I wanted to tackle my first sheet cake and, well, after deliberating over a vanilla funfetti version, remembered the jar of homemade salted caramel sitting in my fridge!
Banana cake, cream cheese frosting and salted caramel- the perfect combination!
Since we’re going to be slathering creamy frosting on top, I swapped the 1 cup sugar for 1/2 cup brown sugar and 1/4 white sugar.
If you try out this recipe, please let me know! Tag me on instagram (_littlemiracles_). Feel free to leave a comment below; let me know what you think! I love to hear from you all! Follow me on Instagram: @_littlemiracles_ or just click on the Follow Me! button on the top right hand of the page to get an email every time there’s a post!♥
Banana Sheet Cake
Yield: 12-14 servings
Time: 30 minutes
Recipe by Sammer
2-3 ripe bananas
1/2 cup light brown sugar
1/4 cup caster sugar
1 cup oil
1 3/4 cups all purpose flour
1 tsp baking powder
1 tsp baking soda
1 tsp vanilla extract
1/2 tsp cinnamon powder
Pinch of salt
Cream Cheese Frosting
224gms cream cheese, room temperature
115gms unsalted butter, room temperature
3 cups confectioners’ sugar, plus extra if needed
1 tsp pure vanilla extract
- Preheat oven to 160C. Grease a sheet cake pan or jelly roll pan with butter/oil/baking spray.
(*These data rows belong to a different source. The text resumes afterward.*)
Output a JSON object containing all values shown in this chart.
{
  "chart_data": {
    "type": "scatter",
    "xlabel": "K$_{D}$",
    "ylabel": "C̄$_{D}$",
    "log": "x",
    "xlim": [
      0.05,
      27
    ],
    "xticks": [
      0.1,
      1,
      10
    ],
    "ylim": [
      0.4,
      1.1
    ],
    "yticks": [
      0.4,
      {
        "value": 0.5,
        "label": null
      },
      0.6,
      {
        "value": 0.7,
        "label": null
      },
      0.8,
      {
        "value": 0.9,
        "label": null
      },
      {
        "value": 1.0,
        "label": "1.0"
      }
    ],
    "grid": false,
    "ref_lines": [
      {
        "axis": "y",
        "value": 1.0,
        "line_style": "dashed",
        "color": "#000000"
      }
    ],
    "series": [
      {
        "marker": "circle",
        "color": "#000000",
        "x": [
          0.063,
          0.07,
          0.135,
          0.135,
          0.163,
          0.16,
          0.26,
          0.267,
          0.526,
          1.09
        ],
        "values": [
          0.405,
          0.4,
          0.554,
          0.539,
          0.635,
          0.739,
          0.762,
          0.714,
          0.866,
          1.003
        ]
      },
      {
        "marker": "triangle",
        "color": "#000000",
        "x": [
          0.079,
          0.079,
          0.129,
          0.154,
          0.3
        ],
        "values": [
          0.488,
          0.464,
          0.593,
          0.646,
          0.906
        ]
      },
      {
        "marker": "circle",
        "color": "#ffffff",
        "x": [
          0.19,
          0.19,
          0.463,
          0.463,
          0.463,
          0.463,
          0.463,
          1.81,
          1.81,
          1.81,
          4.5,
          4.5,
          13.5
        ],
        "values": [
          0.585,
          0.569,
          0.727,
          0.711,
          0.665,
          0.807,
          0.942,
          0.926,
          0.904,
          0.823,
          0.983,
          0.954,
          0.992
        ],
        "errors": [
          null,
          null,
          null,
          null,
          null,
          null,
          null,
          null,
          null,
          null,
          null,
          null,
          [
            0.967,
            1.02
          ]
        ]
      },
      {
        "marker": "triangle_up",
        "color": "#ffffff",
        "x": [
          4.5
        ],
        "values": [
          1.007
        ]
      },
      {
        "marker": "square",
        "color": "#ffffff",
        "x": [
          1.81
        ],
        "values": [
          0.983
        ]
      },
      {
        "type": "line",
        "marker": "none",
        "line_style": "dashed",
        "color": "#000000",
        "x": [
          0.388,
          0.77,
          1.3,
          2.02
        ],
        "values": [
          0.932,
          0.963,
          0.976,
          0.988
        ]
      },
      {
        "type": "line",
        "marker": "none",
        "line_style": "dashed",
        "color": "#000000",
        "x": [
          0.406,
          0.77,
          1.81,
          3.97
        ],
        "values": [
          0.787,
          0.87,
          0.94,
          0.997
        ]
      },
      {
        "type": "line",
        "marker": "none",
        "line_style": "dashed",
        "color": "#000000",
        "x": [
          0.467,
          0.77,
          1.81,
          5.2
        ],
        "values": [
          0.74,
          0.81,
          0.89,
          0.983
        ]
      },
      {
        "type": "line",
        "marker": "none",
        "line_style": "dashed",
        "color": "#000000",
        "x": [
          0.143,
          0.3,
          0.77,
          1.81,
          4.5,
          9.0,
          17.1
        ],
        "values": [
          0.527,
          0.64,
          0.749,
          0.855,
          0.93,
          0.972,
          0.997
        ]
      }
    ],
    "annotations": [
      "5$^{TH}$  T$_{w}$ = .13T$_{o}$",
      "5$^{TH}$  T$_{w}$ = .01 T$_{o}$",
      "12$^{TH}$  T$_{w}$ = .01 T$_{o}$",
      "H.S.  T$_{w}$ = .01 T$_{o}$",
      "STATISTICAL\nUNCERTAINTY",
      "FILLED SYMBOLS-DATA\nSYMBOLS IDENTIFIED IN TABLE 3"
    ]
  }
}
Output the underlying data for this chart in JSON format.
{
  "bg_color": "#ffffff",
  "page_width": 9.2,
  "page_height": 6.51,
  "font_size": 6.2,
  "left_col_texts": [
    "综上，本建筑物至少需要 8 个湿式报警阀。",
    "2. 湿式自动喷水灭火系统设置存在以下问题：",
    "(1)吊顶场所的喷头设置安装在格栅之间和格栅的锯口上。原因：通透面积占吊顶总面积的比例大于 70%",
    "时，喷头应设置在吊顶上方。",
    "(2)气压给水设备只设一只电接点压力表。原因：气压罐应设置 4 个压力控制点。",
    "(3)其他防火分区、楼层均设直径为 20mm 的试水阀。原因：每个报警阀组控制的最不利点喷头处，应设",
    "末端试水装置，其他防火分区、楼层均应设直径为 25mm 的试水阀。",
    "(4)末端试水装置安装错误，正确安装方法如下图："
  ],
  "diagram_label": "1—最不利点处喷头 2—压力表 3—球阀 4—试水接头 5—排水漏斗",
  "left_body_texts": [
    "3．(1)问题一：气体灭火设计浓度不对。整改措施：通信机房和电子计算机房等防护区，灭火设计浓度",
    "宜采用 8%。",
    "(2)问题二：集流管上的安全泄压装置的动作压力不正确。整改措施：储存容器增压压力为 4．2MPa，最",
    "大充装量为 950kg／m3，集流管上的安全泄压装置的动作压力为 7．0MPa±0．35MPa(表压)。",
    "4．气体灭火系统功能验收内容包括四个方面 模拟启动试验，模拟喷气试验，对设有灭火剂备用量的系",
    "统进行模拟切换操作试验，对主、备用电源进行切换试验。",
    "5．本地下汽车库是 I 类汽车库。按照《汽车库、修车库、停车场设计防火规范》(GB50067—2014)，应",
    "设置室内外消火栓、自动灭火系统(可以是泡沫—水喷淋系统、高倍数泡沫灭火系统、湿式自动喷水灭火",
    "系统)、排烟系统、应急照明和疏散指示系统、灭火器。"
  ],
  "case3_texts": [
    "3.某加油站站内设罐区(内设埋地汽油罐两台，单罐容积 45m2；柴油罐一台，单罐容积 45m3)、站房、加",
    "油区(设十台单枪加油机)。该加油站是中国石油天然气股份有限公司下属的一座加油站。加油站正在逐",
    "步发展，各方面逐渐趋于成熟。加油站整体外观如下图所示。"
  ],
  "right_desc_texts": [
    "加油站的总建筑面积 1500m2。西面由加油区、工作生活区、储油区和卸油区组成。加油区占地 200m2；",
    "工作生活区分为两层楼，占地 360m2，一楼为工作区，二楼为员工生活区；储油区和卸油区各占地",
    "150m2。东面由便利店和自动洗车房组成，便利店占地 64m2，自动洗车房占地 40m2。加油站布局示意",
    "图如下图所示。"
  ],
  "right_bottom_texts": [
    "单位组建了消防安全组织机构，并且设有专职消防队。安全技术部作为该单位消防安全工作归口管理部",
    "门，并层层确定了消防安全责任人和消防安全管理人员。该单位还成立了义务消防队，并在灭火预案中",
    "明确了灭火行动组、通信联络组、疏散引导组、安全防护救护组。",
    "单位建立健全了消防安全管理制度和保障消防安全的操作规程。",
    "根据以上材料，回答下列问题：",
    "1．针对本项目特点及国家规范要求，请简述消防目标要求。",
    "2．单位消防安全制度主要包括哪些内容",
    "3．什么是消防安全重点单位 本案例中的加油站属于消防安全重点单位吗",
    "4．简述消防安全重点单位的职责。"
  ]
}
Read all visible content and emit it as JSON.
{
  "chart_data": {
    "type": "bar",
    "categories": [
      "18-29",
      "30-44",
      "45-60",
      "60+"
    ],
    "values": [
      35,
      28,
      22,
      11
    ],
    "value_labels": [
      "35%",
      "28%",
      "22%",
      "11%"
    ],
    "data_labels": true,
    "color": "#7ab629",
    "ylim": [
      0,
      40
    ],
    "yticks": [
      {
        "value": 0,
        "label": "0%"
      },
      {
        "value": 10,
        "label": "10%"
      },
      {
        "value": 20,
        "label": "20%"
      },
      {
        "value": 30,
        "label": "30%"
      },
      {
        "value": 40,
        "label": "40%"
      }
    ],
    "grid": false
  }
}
Set aside.
- Mash bananas and keep aside.
- Sift flour, baking powder & soda, cinnamon powder and keep aside.
- In the bowl of a hand/stand, beat eggs until frothy. Add in both sugars and beat till combined. Add oil and mix till it comes together.
- Add mashed bananas and vanilla extract. Mix to combine.
- Add the dry ingredients and salt and mix until batter has come together.
- Pour into pan and pop into oven for 15-20 minutes. Keep an eye on the cake after 15 minutes and remove if a toothpick inserted into the center comes out clean. Cool.
- Prepare cream cheese frosting while cake cools. In the bowk of a hand/stand mixer, whisk cream cheese and butter until smooth.
- Add the 3 cups of sugar, mix on low speed so the sugar does not fly into your face! Add vanilla and beat, increasing speed to high until thick and fluffy. You can add more sugar until you reached the desired consistency.
- Using an offset spatula, spread on cooled cake and refrigerate for 30 minutes. Drizzle salted caramel and chopped walnuts over xake before cutting and serving!